Et c’est sûrement à ce statut d’unicité et d’indivisibilité que le Président va d’abord faire allusion, à cette fameuse constitution française à laquelle les hommes d’état de ce pays font référence comme si elle était un texte sacré, inspiré par un « être suprême » non moins sacré sans doute.

On oublie ici que les constitutions sont écrites par les hommes, et pour les hommes, et qu’elles peuvent se modifier en profondeur, cela s’est vu ailleurs. On rappellera à l’occasion que la Corse indépendante avait une constitution adoptée en 1755, et que ce texte initié par Pascal Paoli est considéré comme la première constitution démocratique. La France était encore à l’époque gouvernée par un monarque de droit divin…

Ici comme ailleurs ?

Mais, au-delà du côté sacré de la constitution française, on voit les zélés défenseurs parisiens de l’unicité prendre leur plume, tels Jacques Julliard dans « Marianne » qui fait lui référence à l’universalité de la République. Et le journaliste de nous expliquer qu’un statut en Corse pour la langue corse amènera les Bretons et les Basques à demander la même chose et, toujours selon Julliard, on aboutira alors à des communautarismes ethnicisés, ni plus ni moins.
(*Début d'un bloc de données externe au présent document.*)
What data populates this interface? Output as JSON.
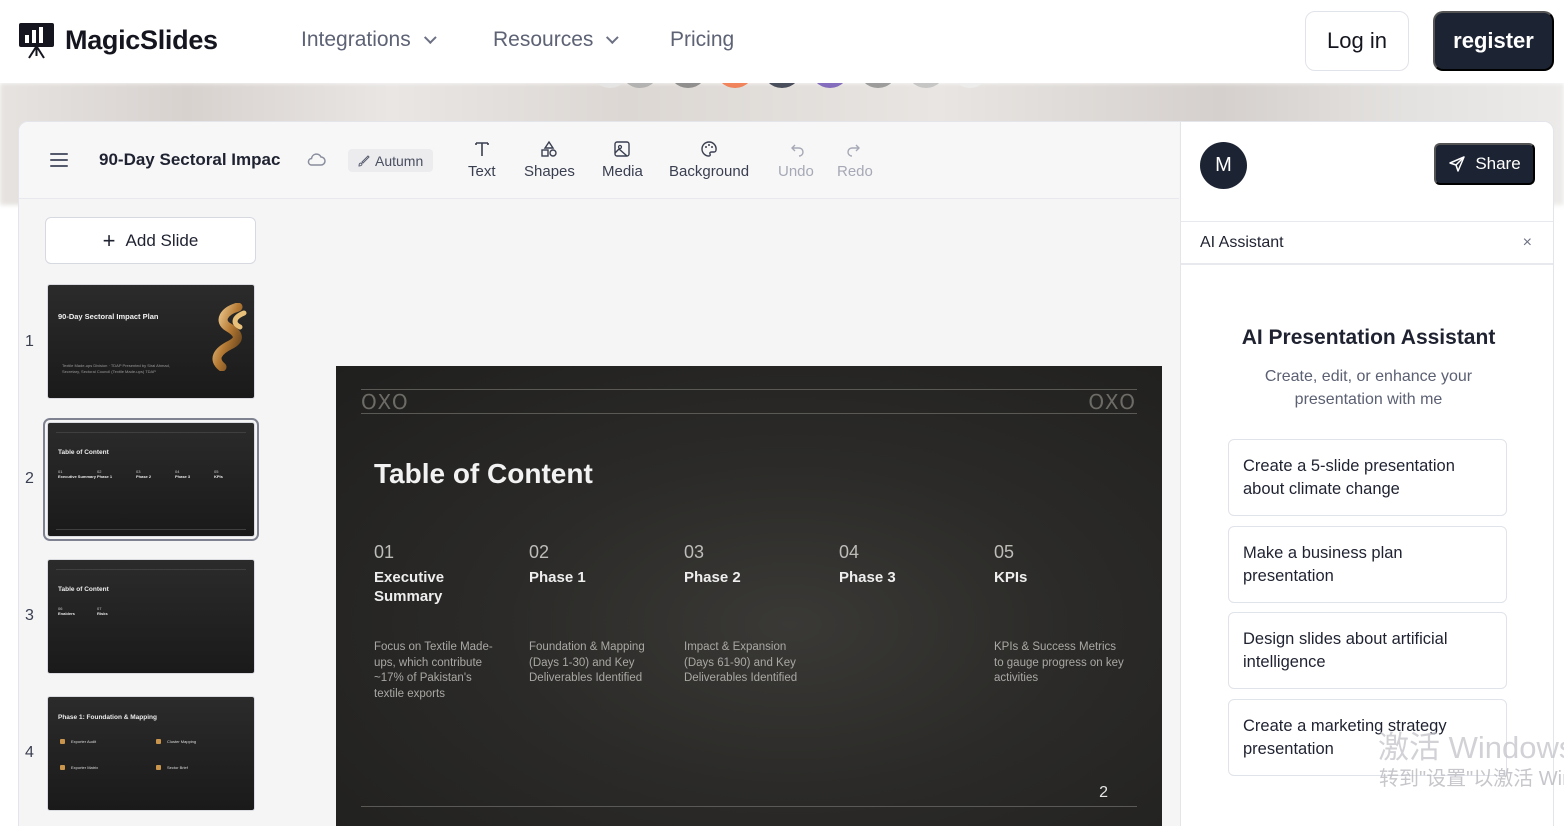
{
  "nav": {
    "brand": "MagicSlides",
    "links": [
      "Integrations",
      "Resources",
      "Pricing"
    ],
    "login": "Log in",
    "register": "register"
  },
  "toolbar": {
    "doc_title": "90-Day Sectoral Impac",
    "theme": "Autumn",
    "tools": [
      "Text",
      "Shapes",
      "Media",
      "Background",
      "Undo",
      "Redo"
    ]
  },
  "slides_panel": {
    "add_slide": "Add Slide",
    "numbers": [
      "1",
      "2",
      "3",
      "4"
    ],
    "thumb1": {
      "title": "90-Day Sectoral Impact Plan",
      "sub": "Textile Made-ups Division · TDAP Presented by Sirai Ahmad, Secretary, Sectoral Council (Textile Made-ups) TDAP"
    },
    "thumb2": {
      "title": "Table of Content",
      "cols": [
        {
          "num": "01",
          "name": "Executive Summary"
        },
        {
          "num": "02",
          "name": "Phase 1"
        },
        {
          "num": "03",
          "name": "Phase 2"
        },
        {
          "num": "04",
          "name": "Phase 3"
        },
        {
          "num": "05",
          "name": "KPIs"
        }
      ]
    },
    "thumb3": {
      "title": "Table of Content",
      "cols": [
        {
          "num": "06",
          "name": "Enablers"
        },
        {
          "num": "07",
          "name": "Risks"
        }
      ]
    },
    "thumb4": {
      "title": "Phase 1: Foundation & Mapping",
      "items": [
        "Exporter Audit",
        "Cluster Mapping",
        "Exporter Matrix",
        "Sector Brief"
      ]
    }
  },
  "slide": {
    "title": "Table of Content",
    "page": "2",
    "columns": [
      {
        "num": "01",
        "name": "Executive Summary",
        "desc": "Focus on Textile Made-ups, which contribute ~17% of Pakistan's textile exports"
      },
      {
        "num": "02",
        "name": "Phase 1",
        "desc": "Foundation & Mapping (Days 1-30) and Key Deliverables Identified"
      },
      {
        "num": "03",
        "name": "Phase 2",
        "desc": "Impact & Expansion (Days 61-90) and Key Deliverables Identified"
      },
      {
        "num": "04",
        "name": "Phase 3",
        "desc": ""
      },
      {
        "num": "05",
        "name": "KPIs",
        "desc": "KPIs & Success Metrics to gauge progress on key activities"
      }
    ]
  },
  "right_panel": {
    "avatar": "M",
    "share": "Share",
    "assistant_tab": "AI Assistant",
    "close": "×",
    "heading": "AI Presentation Assistant",
    "subheading": "Create, edit, or enhance your presentation with me",
    "suggestions": [
      "Create a 5-slide presentation about climate change",
      "Make a business plan presentation",
      "Design slides about artificial intelligence",
      "Create a marketing strategy presentation"
    ]
  },
  "watermark": {
    "line1": "激活 Windows",
    "line2": "转到\"设置\"以激活 Windows。"
  },
  "colors": {
    "primary_dark": "#1c2333",
    "slide_bg": "#2b2a28",
    "accent_orange": "#f26b3a",
    "accent_purple": "#6a4fb3"
  }
}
On regarde alors avec effroi vers les Baléares, où la langue catalane possède un statut, et on s’étonne de l’excellent accueil fait aux étrangers dans toutes ces îles, d’Ibiza à Majorque. Pourquoi ce qui n’a pas débouché sur un repli sur soi sur ces îles amènerait-il une dérive identitaire, les mots sont lâchés, dès qu’il s’agit d’une île faisant partie de la fameuse patrie des droits de l’homme ?

La répression universelle

On se demande finalement si tout ce cirque autour de la constitution sacrée ou encore du message d’universalité de la République, ne serait pas juste un prétexte pour que Paris puisse garder la main un peu plus longtemps sur des territoires qui ne lui ont pas toujours obéi. On remarquera d’ailleurs que lorsque d’autres parties de cette République ont voulu faire sécession, la réponse de l’État dont le siège est à Paris n’a rien eu d’humaniste, et relevait plutôt d’une barbarie universelle.

Rappelons ainsi le massacre de Sétif, en 1945, quand les Algériens, citoyens de seconde zone sur leur propre terre, avaient voulu un peu trop tôt songer à l’indépendance vis-à-vis de la République des droits de l’homme… Mais la même République a aussi eu la main lourde devant les velléités d’émancipation à Madagascar, où elle massacra avec fougue plus de 50 000 autochtones en 1947. Plus près de nous il y eut les cent morts en Guadeloupe en 1967 ou encore l’épisode peu glorieux de la grotte d’Ouvéa, en Nouvelle Calédonie, en 1988.

On conseillera donc aux zélés éditorialistes parisiens de cesser de nous prendre pour des billes, et aux Corses de faire bien attention. En tous les cas, tous nos vœux les accompagnent sur la voie, qui s’annonce dangereuse, de la liberté.